His work has been quoted or mentioned in The New York Times, The Wall Street Journal, Los Angeles Times, The Washington Post, NBC News, Time, The New Yorker, HuffPost USA Today, Business Insider, Yahoo, AOL, MarketWatch, The Atlantic, Bloomberg, New York Post, Chicago Tribune, Forbes, The Guardian and many other major publications. McIntyre has been a guest on CNBC, the BBC and television and radio stations across the country.

A magna cum laude graduate of Harvard College, McIntyre also was president of The Harvard Advocate.

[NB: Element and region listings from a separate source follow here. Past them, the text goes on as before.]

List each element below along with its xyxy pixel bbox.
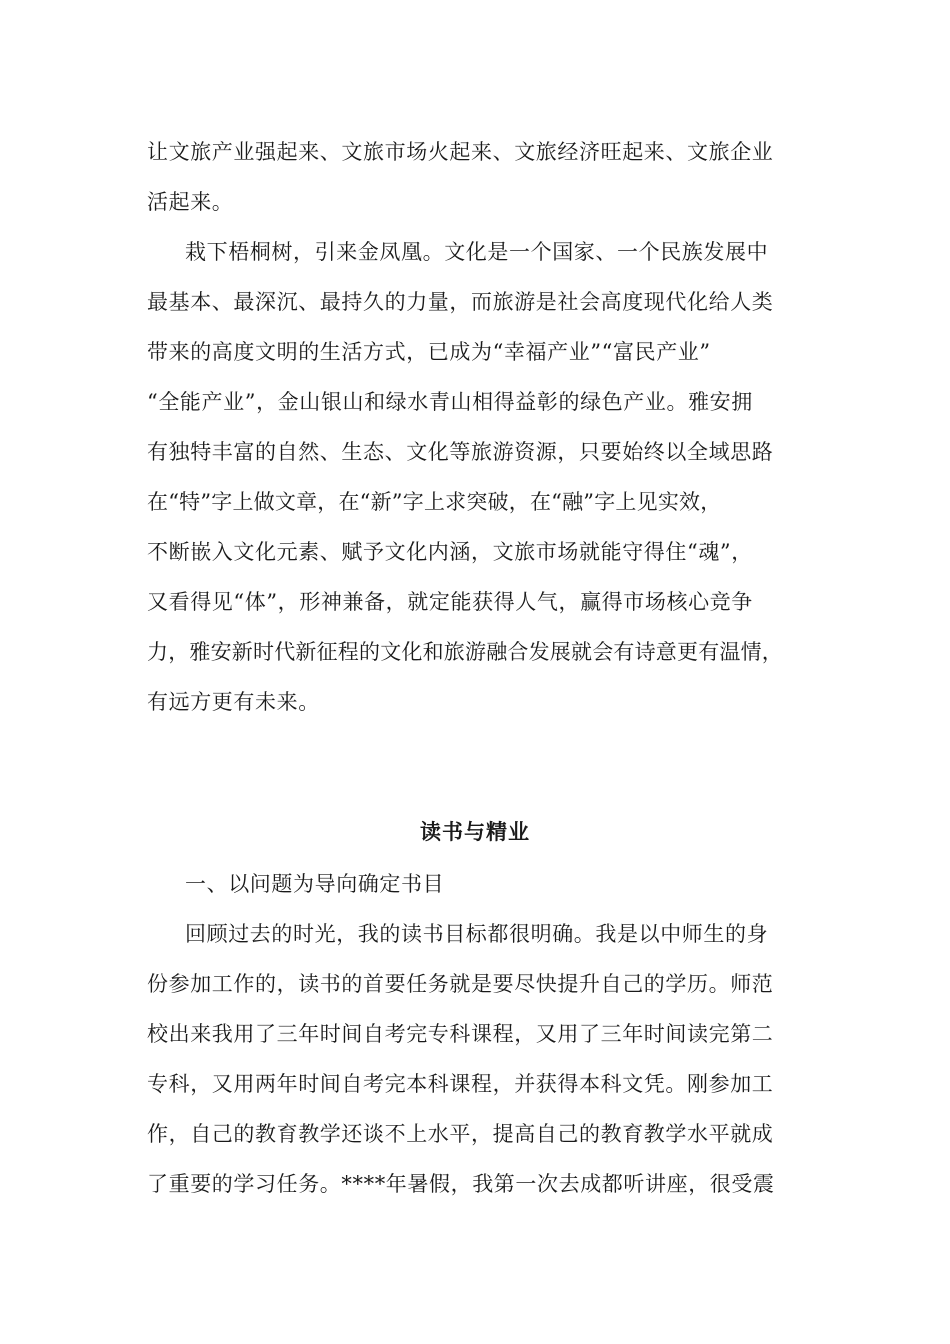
paragraph-line: 作，自己的教育教学还谈不上水平，提高自己的教育教学水平就成 [147, 1122, 774, 1146]
paragraph-line: 回顾过去的时光，我的读书目标都很明确。我是以中师生的身 [185, 922, 769, 946]
paragraph-line: 校出来我用了三年时间自考完专科课程，又用了三年时间读完第二 [147, 1022, 774, 1046]
paragraph-line: 专科，又用两年时间自考完本科课程，并获得本科文凭。刚参加工 [147, 1072, 774, 1096]
paragraph-line: 活起来。 [147, 190, 234, 214]
paragraph-line: 力，雅安新时代新征程的文化和旅游融合发展就会有诗意更有温情， [147, 640, 783, 664]
paragraph-line: “全能产业”，金山银山和绿水青山相得益彰的绿色产业。雅安拥 [147, 390, 753, 414]
section-heading: 一、以问题为导向确定书目 [185, 872, 445, 896]
paragraph-line: 有远方更有未来。 [147, 690, 320, 714]
paragraph-line: 让文旅产业强起来、文旅市场火起来、文旅经济旺起来、文旅企业 [147, 140, 774, 164]
paragraph-line: 有独特丰富的自然、生态、文化等旅游资源，只要始终以全域思路 [147, 440, 774, 464]
paragraph-line: 在“特”字上做文章，在“新”字上求突破，在“融”字上见实效， [147, 490, 722, 514]
paragraph-line: 最基本、最深沉、最持久的力量，而旅游是社会高度现代化给人类 [147, 290, 774, 314]
paragraph-line: 不断嵌入文化元素、赋予文化内涵，文旅市场就能守得住“魂”， [147, 540, 753, 564]
paragraph-line: 栽下梧桐树，引来金凤凰。文化是一个国家、一个民族发展中 [185, 240, 769, 264]
paragraph-line: 了重要的学习任务。****年暑假，我第一次去成都听讲座，很受震 [147, 1172, 775, 1196]
section-title: 读书与精业 [420, 819, 530, 844]
paragraph-line: 份参加工作的，读书的首要任务就是要尽快提升自己的学历。师范 [147, 972, 774, 996]
paragraph-line: 带来的高度文明的生活方式，已成为“幸福产业”“富民产业” [147, 340, 711, 364]
paragraph-line: 又看得见“体”，形神兼备，就定能获得人气，赢得市场核心竞争 [147, 590, 753, 614]
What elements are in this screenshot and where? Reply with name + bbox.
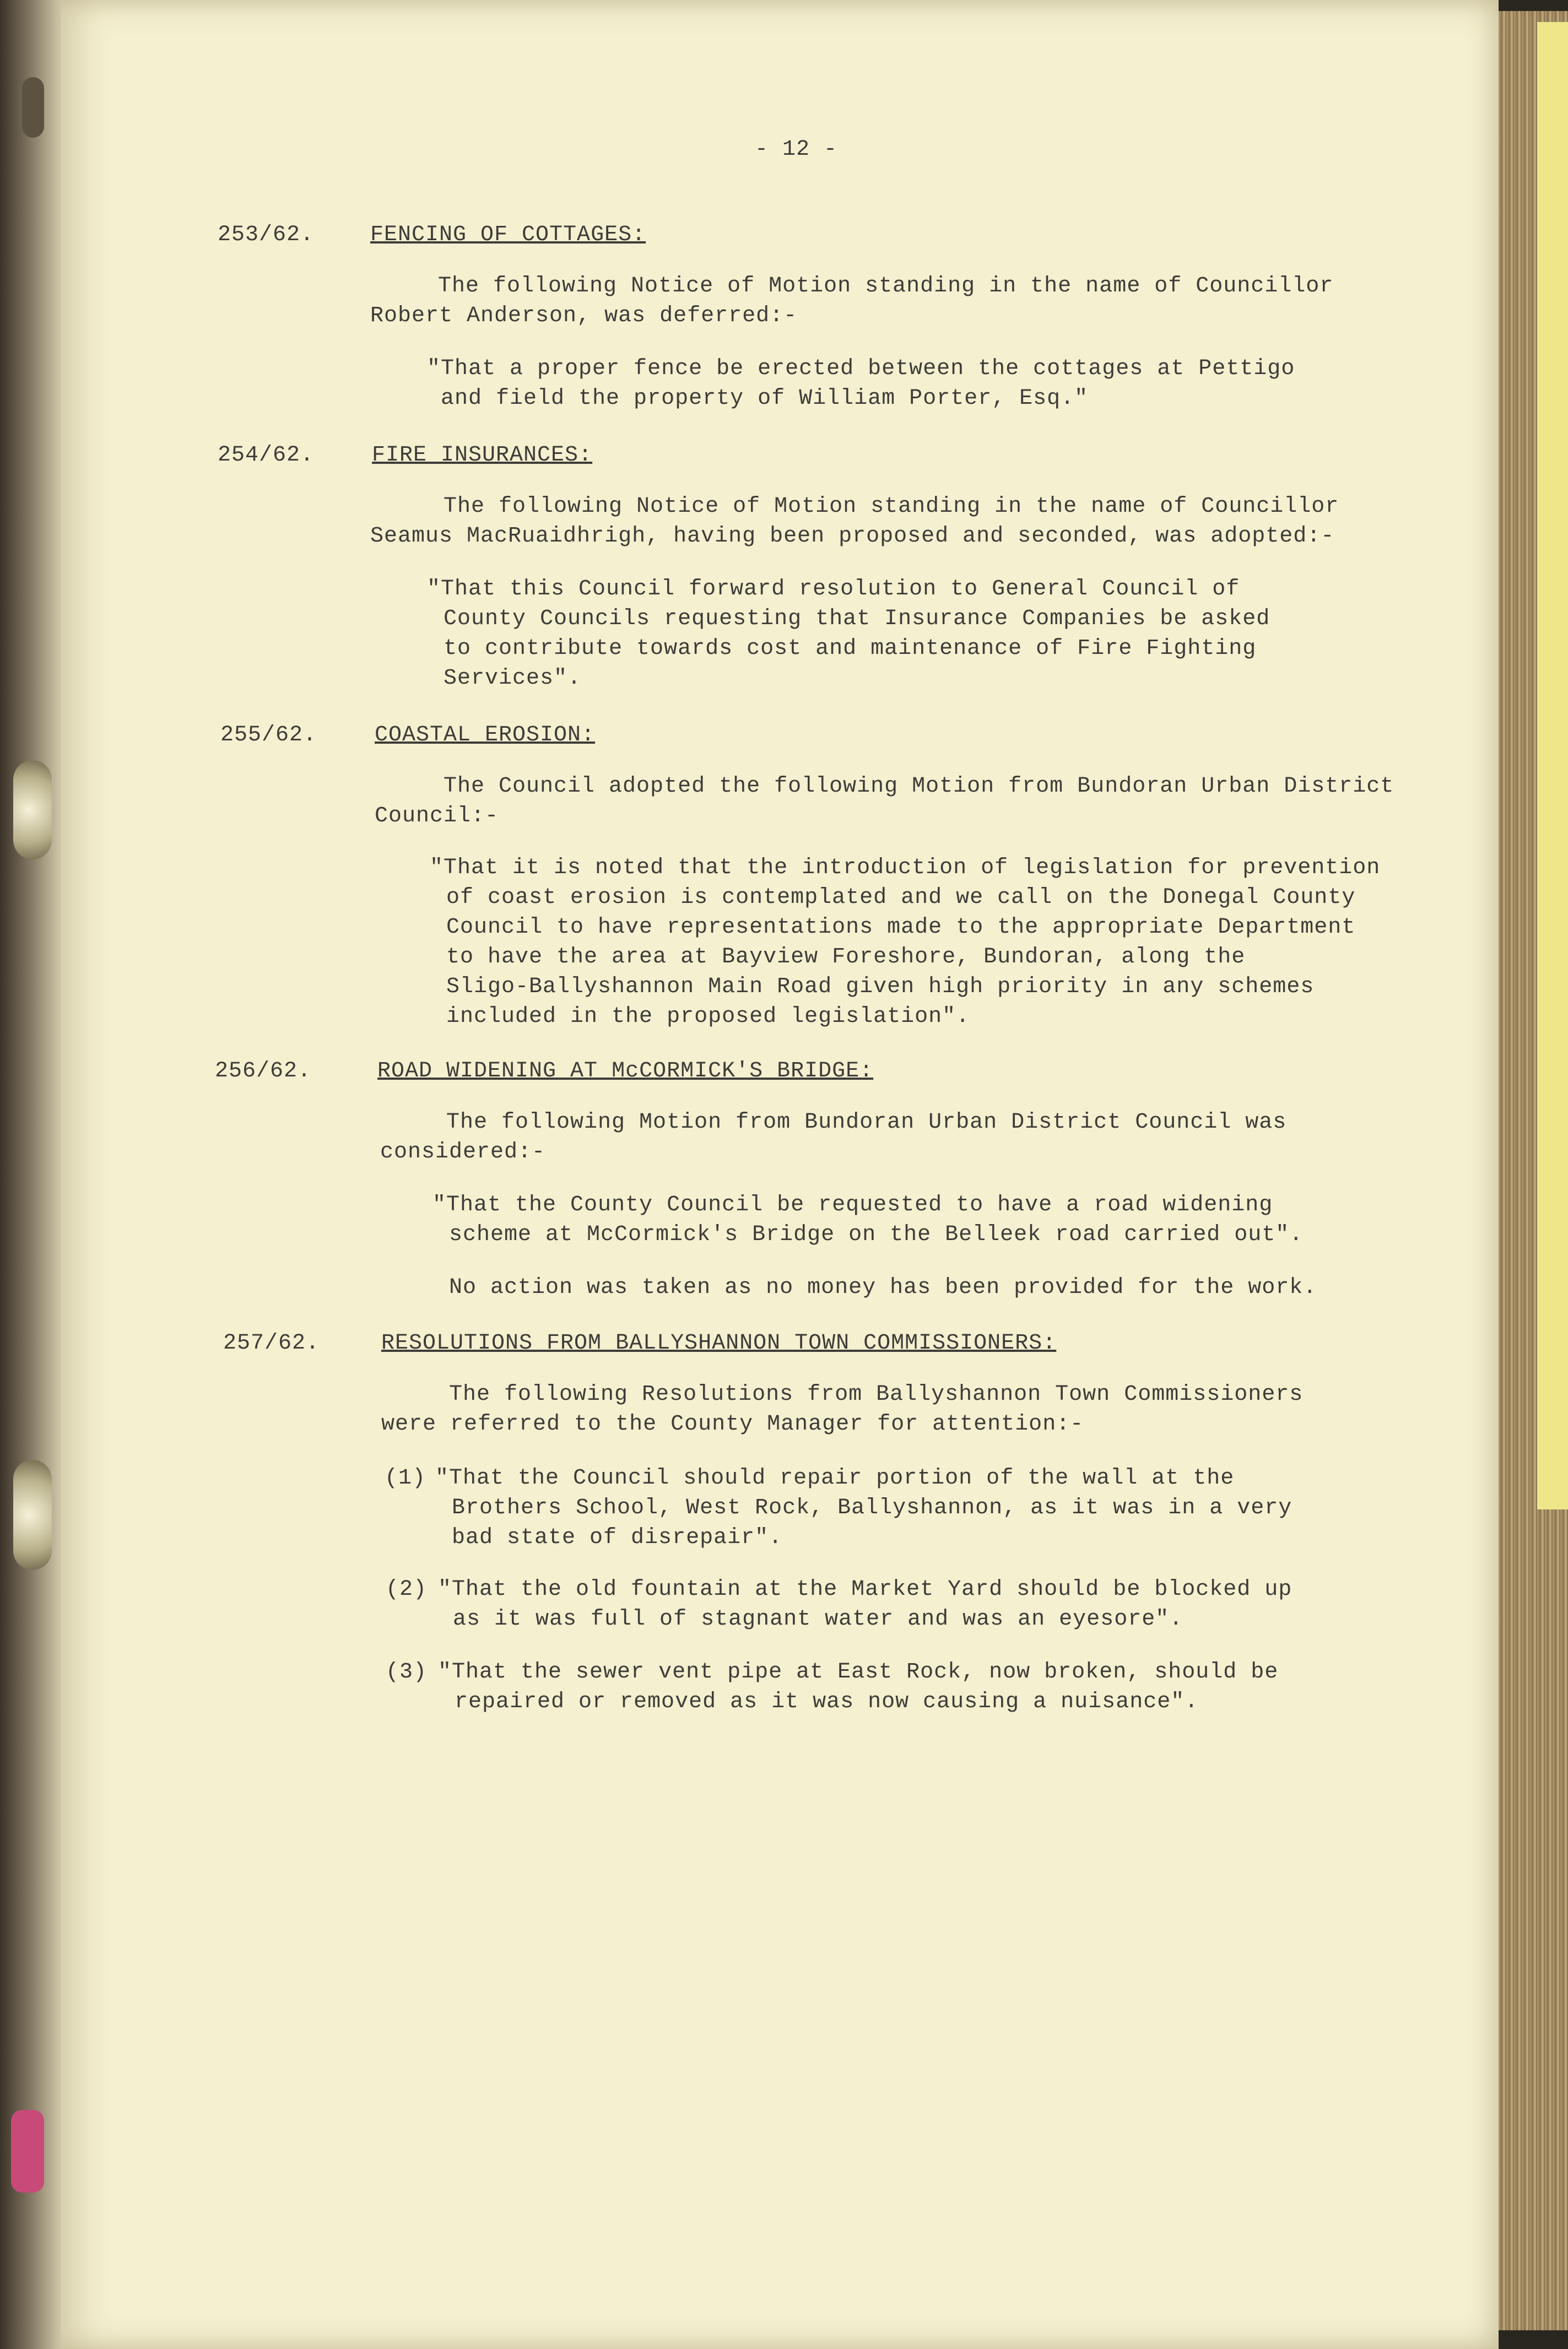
item-intro-line: Council:- [375,804,499,829]
item-heading: COASTAL EROSION: [375,723,596,748]
item-number: 253/62. [218,223,315,247]
item-quote-line: County Councils requesting that Insurance Companies be asked [444,607,1270,631]
item-quote-line: "That it is noted that the introduction of legislation for prevention [430,856,1381,880]
resolution-line: "That the sewer vent pipe at East Rock, now broken, should be [438,1660,1279,1685]
pink-marker [11,2110,44,2193]
item-intro-line: The following Motion from Bundoran Urban District Council was [446,1110,1287,1135]
binder-ring-top [13,760,52,859]
item-quote-line: to have the area at Bayview Foreshore, Bundoran, along the [446,945,1246,970]
item-intro-line: The Council adopted the following Motion from Bundoran Urban District [444,774,1394,799]
item-quote-line: Sligo-Ballyshannon Main Road given high priority in any schemes [446,975,1315,999]
resolution-label: (2) [386,1577,428,1602]
item-heading: RESOLUTIONS FROM BALLYSHANNON TOWN COMMISSIONERS: [381,1331,1057,1356]
item-quote-line: to contribute towards cost and maintenance of Fire Fighting [444,636,1257,661]
item-quote-line: of coast erosion is contemplated and we call on the Donegal County [446,885,1356,910]
item-intro-line: The following Resolutions from Ballyshannon Town Commissioners [449,1382,1304,1407]
resolution-label: (1) [385,1466,426,1491]
yellow-divider-tab [1537,22,1568,1509]
item-intro-line: were referred to the County Manager for attention:- [381,1412,1084,1437]
item-intro-line: Robert Anderson, was deferred:- [370,304,798,328]
resolution-line: bad state of disrepair". [452,1525,783,1550]
item-quote-line: and field the property of William Porter, Esq." [441,386,1089,411]
item-quote-line: included in the proposed legislation". [446,1004,970,1029]
resolution-line: Brothers School, West Rock, Ballyshannon, as it was in a very [452,1496,1293,1520]
item-heading: FIRE INSURANCES: [372,443,593,468]
item-number: 254/62. [218,443,315,468]
item-number: 257/62. [223,1331,320,1356]
item-quote-line: "That a proper fence be erected between the cottages at Pettigo [427,356,1295,381]
item-intro-line: considered:- [380,1140,546,1165]
page-number: - 12 - [755,137,838,162]
item-quote-line: Services". [444,666,582,691]
item-quote-line: "That this Council forward resolution to General Council of [427,577,1240,602]
item-quote-line: scheme at McCormick's Bridge on the Belleek road carried out". [449,1222,1304,1247]
resolution-line: "That the Council should repair portion of the wall at the [435,1466,1235,1491]
resolution-line: "That the old fountain at the Market Yard should be blocked up [438,1577,1293,1602]
item-heading: FENCING OF COTTAGES: [370,223,646,247]
item-quote-line: "That the County Council be requested to have a road widening [432,1193,1273,1217]
binding-clip [22,77,44,138]
item-intro-line: Seamus MacRuaidhrigh, having been proposed and seconded, was adopted:- [370,524,1335,549]
item-number: 256/62. [215,1059,312,1084]
item-note: No action was taken as no money has been provided for the work. [449,1275,1317,1300]
item-heading: ROAD WIDENING AT McCORMICK'S BRIDGE: [377,1059,874,1084]
resolution-label: (3) [386,1660,428,1685]
item-intro-line: The following Notice of Motion standing in the name of Councillor [438,274,1334,299]
item-quote-line: Council to have representations made to the appropriate Department [446,915,1356,940]
resolution-line: repaired or removed as it was now causing a nuisance". [455,1690,1199,1714]
resolution-line: as it was full of stagnant water and was an eyesore". [453,1607,1183,1632]
binder-ring-bottom [13,1460,52,1570]
item-number: 255/62. [220,723,317,748]
item-intro-line: The following Notice of Motion standing in the name of Councillor [444,494,1339,519]
page-sheet [61,0,1499,2349]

Founded in 1866, the Advocate is the oldest college publication in the United States.

TheStreet.com, Comps.com and Edgar Online are some of the public companies for which McIntyre served on the board of directors. He was a Vicinity Corporation board member when the company was sold to Microsoft in 2002. He served on the audit committees of some of these companies.

McIntyre has been the CEO of FutureSource, a provider of trading terminals and news to commodities and futures traders. He was president of Switchboard, the online phone directory company. He served as chairman and CEO of On2 Technologies, the video compression company that provided video compression software for Adobe’s Flash. Google bought On2 in 2009.